Logo  Du « Sur Mesure » pour les plus riches

Si l'on pouvait qualifier ce premier PLF de la Macronie, on pourrait le qualifier d'injuste socialement et fiscalement car faisant la part belle aux détenteurs des plus grosses fortunes de l'Héxagone, au détriment du monde du travail qui vit de son seul travail et qui va être durement frappé par les coupes budgétaires contenues dans le PLF et les nouveaux prélèvements qui vont taxer les revenus du travail.

La mesure la plus symbolique est la quasi suppression de l'ISF; cet impôt est remplacé par l'impôt sur la fortune immobilière (IFI), auquel vient s'ajouter le prélèvement forfaitaire unique (PFU) ou « Flat Tax », plafonné à 30 %, sur les revenus du Capital.
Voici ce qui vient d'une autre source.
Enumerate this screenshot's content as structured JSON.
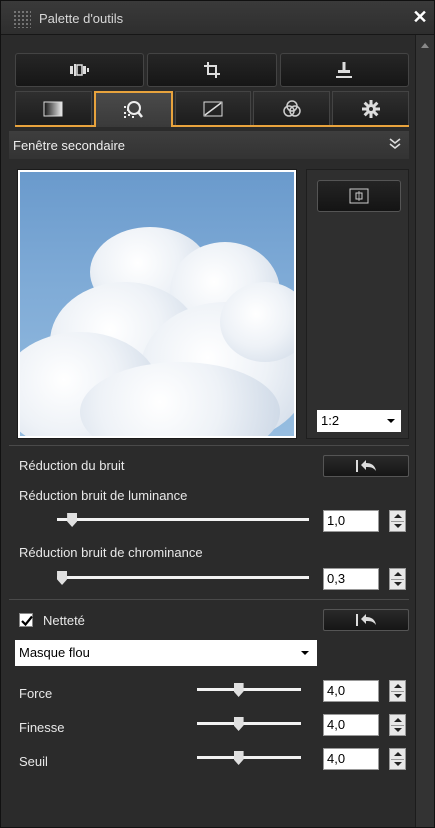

La facture globale pour les Finances Publiques est de 5 milliards d'euros. Les 100 plus grosses fortunes françaises, les « premiers de cordée » vont voir chacune diminuer leur ISF de 500 millions d'euros. C'est la fameuse théorie du « Ruissellement » qui parie que les cadeaux ainsi faits aux riches leur permettront d'investir dans l’économie du pays. Une théorie remise en cause, puisque aucune condition n'est fixée quant à l'utilisation des ces sommes.

Autre raison invoquée pour justifier ces largesses faites au Capital. Elles seront un frein à l'exil fiscal. Une étude de la DGFIP* publiée en 2015 sur l'évolution des départs et des retours en France des contribuables, indique que les exilés fiscaux représentent seulement 0,2 % des assujettis à l’ISF. Même le FMI souligne que les mesures de réduction de l'imposition du Capital et de la progressivité de l'impôt sont infondées économiquement, inefficaces pour la croissance et nuisibles pour les inégalités.

Le deuxième volet fiscal du PLF concerne l'augmentation de la CSG de 1,7 point qui frappera les salariés et les retraités à partir du 1er janvier 2018. Le seuil d'imposition pour les retraités est fixé à 1200 euros de retraite mensuelle. Le plus scandaleux de l'affaire réside dans le fait que cette ponction sur des retraites faibles, est justifiée par la solidarité intergénérationnelle, avec les actifs, non pas les plus riches puisqu'ils vont économiser au moins 5 milliards d'euros sur leurs impôts, mais avec les moins fortunés et les plus vulnérables de nos concitoyens.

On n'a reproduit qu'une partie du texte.